Nurses Upsurge Against Pay Injustice

Nurses and Other Care Workers Are Speaking Out in their Own Name

On Wednesday, July 29, thousands of nurses and other care and health workers, supported by local health campaigns, and many supporters, marched through London to Downing Street demanding a wage rise and a stop to the attacks on the NHS, with the organisers of the demonstration demanding "No! to public sector inequality and pay justice."

Groups of nurses, health workers and their supporters have organised further marches and rallies for Saturday, August 8, in cities across Britain, including an online rally from 11am-2pm for those that cannot join out of doors. These marches and rallies will be supported by campaigns fighting to safeguard local services and many others.

Nurses and other health workers are speaking in their own name and taking up the fight, both to improve their own pay, and at the same time to take part in the struggle to safeguard the future of the NHS and care services.

Since the hypocrisy of Boris Johnson and the government has been exposed in clapping health and care workers one day and omitting them from a wage rise the next, nurses have been expressing their anger on social media and in other forums. Now they are taking to the streets, supported by doctors and others, in a series of marches and demonstrations.

Health workers are struggling from the imposition of austerity, as are the working class as a whole. Some are having to use food banks to eat, and struggling to pay their bills after years of real-terms pay cuts finished off by a disastrous three-year low pay deal that again left many more experienced nurses worse off. Nurses have lost as much as 20% of their pay in real terms over the last 10 years. At the same time, they have had to endure constant attacks on the NHS, increased privatisation, staffing cuts, the cutting of student nurse bursaries and the promotion of commercialisation being put above patient care. This has driven many to leave, unable to endure the stress of attempting to deliver patient care to the level they know should be offered to all as of right.

Right from the beginning, nurses, care workers and others in many different groups have made it clear that they support those in public service receiving a wage increase, and they also know that many of these services are also being cut to fund so-called "wage rises". They have also expressed opposition to the Trade Bill and other attacks on the NHS by the government. This is a government that has used the Covid-19 crisis to further line the pockets of private health monopolies and other private companies such as Serco and Deloitte, whilst continuing with planned closures to hospitals and A&Es, together with downgrading services throughout the crisis. These are services that are vital in delivering healthcare to the people, the downgrading of which had resulted in many unnecessary deaths.

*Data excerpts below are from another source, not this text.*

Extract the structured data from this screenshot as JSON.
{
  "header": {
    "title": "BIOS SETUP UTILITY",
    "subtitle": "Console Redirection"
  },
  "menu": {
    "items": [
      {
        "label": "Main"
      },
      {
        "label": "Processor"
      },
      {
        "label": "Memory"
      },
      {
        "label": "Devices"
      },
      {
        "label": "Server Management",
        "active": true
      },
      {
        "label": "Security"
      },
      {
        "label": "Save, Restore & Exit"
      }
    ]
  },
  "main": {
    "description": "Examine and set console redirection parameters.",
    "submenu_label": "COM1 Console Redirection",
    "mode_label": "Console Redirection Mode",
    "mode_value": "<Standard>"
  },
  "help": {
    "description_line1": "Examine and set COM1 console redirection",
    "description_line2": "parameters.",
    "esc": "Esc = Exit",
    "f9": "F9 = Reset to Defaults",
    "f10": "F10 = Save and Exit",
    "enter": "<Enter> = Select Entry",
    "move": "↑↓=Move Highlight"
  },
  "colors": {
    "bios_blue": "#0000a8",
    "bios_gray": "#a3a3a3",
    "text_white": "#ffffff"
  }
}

The nurses and other care workers are speaking out in their name for a new future that upholds and guarantees their well-being as part of guaranteeing the right of all to healthcare at the highest standard society can achieve. This is not some future dream. This is what the authorities should address now, and nurses and carers should be empowered to make the decisions in the future for a new, human-centred healthcare system.